Identification of diacetyl substitutes at a microwave popcorn production plant.
J Occup Environ Hyg 2012 Feb; 9(2):D33-D34
Diacetyl (2,3-butanedione) is a volatile diketone commercially synthesized and used to make butter flavoring for food production. It also is a naturally occurring product of fermentation and is found in butter, wine, and coffee. Diacetyl was first recognized as a respiratory health hazard at a microwave popcorn production plant.(1-3) The inhalation of butter flavorings containing diacetyl can cause severe shortness of breath and cough in workers exposed during microwave popcorn manufacturing. These symptoms may result from a rare, disabling lung disease called bronchiolitis obliterans, which has caused death or the need for lung transplant in some exposed microwave popcorn workers. Bronchiolitis obliterans has also been identified in flavoring and diacetyl manufacturing workers.(4,5) Accordingly, flavor manufacturers have started to substitute other chemicals for diacetyl in butter flavorings, including chemically similar diketones.
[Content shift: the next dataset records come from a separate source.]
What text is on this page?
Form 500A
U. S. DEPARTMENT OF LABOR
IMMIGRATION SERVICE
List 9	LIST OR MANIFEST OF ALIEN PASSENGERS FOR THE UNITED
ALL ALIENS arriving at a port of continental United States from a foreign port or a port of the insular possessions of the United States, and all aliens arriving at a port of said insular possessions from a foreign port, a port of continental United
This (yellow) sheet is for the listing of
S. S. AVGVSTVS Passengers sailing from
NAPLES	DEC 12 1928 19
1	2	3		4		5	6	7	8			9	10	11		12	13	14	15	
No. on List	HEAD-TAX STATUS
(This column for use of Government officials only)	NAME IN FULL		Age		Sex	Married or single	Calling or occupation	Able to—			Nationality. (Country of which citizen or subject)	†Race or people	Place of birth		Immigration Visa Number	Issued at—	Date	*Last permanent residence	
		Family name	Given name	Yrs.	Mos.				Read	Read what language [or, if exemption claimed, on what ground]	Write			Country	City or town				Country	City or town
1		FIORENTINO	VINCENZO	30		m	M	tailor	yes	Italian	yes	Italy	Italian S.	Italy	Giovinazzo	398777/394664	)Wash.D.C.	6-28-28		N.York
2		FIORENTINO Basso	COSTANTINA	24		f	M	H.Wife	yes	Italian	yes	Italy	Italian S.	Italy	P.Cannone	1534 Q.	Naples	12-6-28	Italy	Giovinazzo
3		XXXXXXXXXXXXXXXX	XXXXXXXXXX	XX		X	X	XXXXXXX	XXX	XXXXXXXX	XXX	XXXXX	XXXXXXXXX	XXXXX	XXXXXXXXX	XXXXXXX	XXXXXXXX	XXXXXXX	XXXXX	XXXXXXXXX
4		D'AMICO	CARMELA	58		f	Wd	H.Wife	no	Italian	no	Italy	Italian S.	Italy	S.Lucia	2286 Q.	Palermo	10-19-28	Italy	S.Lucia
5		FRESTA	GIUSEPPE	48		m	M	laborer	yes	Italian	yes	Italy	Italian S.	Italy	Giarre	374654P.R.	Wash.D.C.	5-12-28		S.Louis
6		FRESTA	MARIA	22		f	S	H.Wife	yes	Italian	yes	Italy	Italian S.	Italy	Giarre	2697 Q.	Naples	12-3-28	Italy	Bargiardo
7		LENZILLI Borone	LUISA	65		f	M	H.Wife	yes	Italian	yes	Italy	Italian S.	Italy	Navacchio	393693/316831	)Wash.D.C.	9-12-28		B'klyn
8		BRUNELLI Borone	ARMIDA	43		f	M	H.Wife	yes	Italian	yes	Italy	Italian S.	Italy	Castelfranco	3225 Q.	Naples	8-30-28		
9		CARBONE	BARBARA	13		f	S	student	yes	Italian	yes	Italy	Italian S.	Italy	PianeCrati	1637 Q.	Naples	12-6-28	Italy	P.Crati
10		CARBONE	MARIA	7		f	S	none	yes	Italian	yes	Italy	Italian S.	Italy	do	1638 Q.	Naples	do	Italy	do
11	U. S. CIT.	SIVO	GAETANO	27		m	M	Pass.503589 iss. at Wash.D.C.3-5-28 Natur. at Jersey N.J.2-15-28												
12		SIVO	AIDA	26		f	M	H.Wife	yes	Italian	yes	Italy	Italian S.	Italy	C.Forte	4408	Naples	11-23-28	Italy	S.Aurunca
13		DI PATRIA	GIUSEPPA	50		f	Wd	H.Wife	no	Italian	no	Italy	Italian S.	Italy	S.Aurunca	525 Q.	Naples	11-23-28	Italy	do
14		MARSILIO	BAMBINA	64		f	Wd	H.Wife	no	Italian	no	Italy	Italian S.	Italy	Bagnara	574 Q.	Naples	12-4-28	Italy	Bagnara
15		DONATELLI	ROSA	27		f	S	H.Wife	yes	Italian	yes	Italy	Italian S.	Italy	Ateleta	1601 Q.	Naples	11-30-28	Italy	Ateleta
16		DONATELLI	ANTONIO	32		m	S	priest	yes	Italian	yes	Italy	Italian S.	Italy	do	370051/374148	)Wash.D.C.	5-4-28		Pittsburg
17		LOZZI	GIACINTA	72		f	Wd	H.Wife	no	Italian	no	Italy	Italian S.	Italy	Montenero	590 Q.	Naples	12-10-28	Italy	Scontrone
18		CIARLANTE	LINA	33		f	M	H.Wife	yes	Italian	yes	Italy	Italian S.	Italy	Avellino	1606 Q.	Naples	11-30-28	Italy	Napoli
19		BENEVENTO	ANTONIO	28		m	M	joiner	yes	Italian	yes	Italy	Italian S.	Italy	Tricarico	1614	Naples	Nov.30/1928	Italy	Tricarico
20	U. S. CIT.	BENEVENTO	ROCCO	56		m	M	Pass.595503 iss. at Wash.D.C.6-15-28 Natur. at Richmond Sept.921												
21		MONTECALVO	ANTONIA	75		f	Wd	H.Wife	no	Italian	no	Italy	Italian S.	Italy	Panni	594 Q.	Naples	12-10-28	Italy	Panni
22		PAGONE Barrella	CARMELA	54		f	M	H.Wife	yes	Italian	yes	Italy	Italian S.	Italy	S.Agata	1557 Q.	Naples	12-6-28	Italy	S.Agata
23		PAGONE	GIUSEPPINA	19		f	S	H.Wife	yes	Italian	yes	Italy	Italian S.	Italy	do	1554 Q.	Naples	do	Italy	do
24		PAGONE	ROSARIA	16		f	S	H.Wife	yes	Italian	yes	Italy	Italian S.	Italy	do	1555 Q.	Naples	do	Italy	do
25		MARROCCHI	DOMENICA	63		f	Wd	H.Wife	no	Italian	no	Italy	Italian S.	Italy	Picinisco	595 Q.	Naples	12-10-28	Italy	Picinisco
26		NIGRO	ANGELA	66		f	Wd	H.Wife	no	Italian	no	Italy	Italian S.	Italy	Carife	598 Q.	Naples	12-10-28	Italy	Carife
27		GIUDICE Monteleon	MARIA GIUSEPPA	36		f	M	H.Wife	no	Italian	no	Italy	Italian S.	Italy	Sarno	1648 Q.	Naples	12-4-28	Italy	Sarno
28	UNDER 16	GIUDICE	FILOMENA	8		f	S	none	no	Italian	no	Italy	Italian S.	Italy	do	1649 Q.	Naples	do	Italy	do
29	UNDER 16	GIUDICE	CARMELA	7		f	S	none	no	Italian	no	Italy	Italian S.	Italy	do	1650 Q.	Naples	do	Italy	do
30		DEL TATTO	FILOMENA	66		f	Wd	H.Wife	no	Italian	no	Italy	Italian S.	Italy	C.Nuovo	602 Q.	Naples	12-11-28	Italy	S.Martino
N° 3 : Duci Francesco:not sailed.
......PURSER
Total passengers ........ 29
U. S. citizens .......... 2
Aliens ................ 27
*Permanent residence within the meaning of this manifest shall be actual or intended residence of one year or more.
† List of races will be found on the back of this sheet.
One substitute, 2,3-pentanedione, in initial toxicity testing was comparable to diacetyl in causing epithelial injury.(6,7) Most other substitutes have not been tested in animals for airway damage. Food manufacturers may be unaware of the diacetyl substitutes being used in artificial butter flavorings purchased from flavoring producers, as in a recent investigation of a dry bakery mix plant.(8) A microwave popcorn production plant asked NIOSH to evaluate chemical constituents in their eight butter flavorings. Their flavoring supplier informed them that substitutes for diacetyl were being used in the formulations, but they were not told what these chemical substitutes were. NIOSH collected the liquid bulk butter flavoring samples at the plant and conducted a quantitative gas chromatography/mass spectrometry (GC/MS) analysis and a semi-quantitative headspace analysis using a thermal desorption tube technique on the samples. Companies need to be aware that the substitute diketones used in the butter flavors are unlikely to be safer than diacetyl.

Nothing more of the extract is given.